What Actually Works in Russia in 2026
The shortlist of protocols that survive in Russia's environment:
- VLESS + Reality — disguises VPN traffic as a normal HTTPS visit to a real, legitimate website. The state can't distinguish it from regular web browsing.
- Hysteria2 — QUIC-based, excellent on lossy mobile connections, hard to fingerprint.
- Trojan — wraps everything in TLS 1.3, looks like normal HTTPS.
Protocols that don't reliably work: OpenVPN (UDP and TCP), WireGuard, IKEv2, L2TP, PPTP. They get blocked within hours of detection.
Setting Up OxeraVPN in Russia
1. Download before you arrive
Most app stores in restrictive regions either don't carry VPN apps or quietly remove them. Download OxeraVPN from oxeranet.cloud/download before entering Russia.
2. Create your account
dashboard.oxeranet.cloud — free plan includes 10 GB on a 30-day trial and is enough to test reliability before committing.
3. Connect to the closest region
For Russia, the lowest-latency servers are usually in Osaka, Frankfurt or Dubai depending on your physical location.
4. Test in real conditions
Make a WhatsApp call. Open a blocked news site. Stream a YouTube video. If it all works smoothly, you're set. If not, switch protocols (VLESS → Hysteria2) — that resolves 90% of edge cases.
Speed Expectations from Russia
On the best protocol, expect roughly:
- 73 ms to nearest Asian/Middle Eastern servers
- 190 ms to European servers
- 204 ms to North American servers
Streaming at 1080p is comfortable. 4K is doable on a healthy line. Voice and video calls are crisp if you choose servers in your region.

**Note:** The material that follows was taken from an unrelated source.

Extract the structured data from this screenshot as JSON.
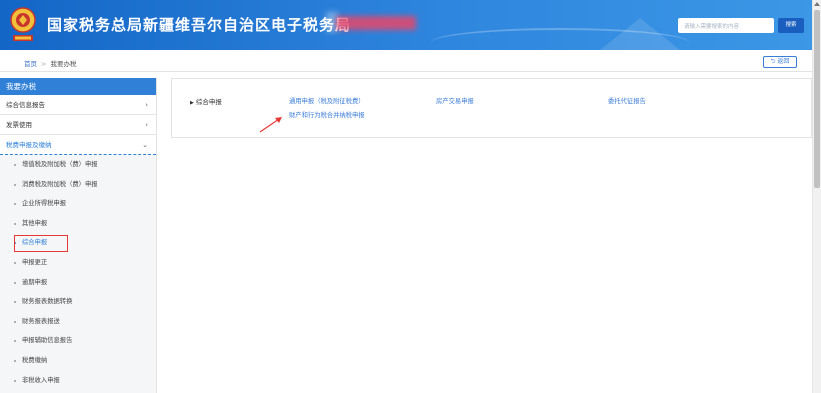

Frequently Asked Questions
Is OxeraVPN really free to try?
Yes — the free plan ships with 10 GB on a 30-day trial, no card required. Most users test it for a week before deciding whether to upgrade.
Which protocol should I use for Russia in 2026?
VLESS + Reality for stealth, Hysteria2 for raw throughput on lossy networks. Both ship with the OxeraVPN app — pick from the Settings panel.
What's the fastest way to get started?
Sign up at dashboard.oxeranet.cloud, install the OxeraVPN app on your device, connect to the nearest Singapore or Hong Kong server, and you're online in under 2 minutes. The free plan is enough to test Russia end-to-end.
How fast will my connection be?
On a healthy 500 Mbps home line in Hangzhou, expect roughly 176 Mbps of usable VPN throughput on VLESS to Singapore — enough for 4K streaming and HD video calls. Latency to nearby Asian servers is typically 69 ms.
The Bottom Line
Living in or visiting Russia without a working VPN cuts you off from a meaningful fraction of the modern internet. OxeraVPN's VLESS + Reality and Hysteria2 protocols were built for exactly this kind of environment.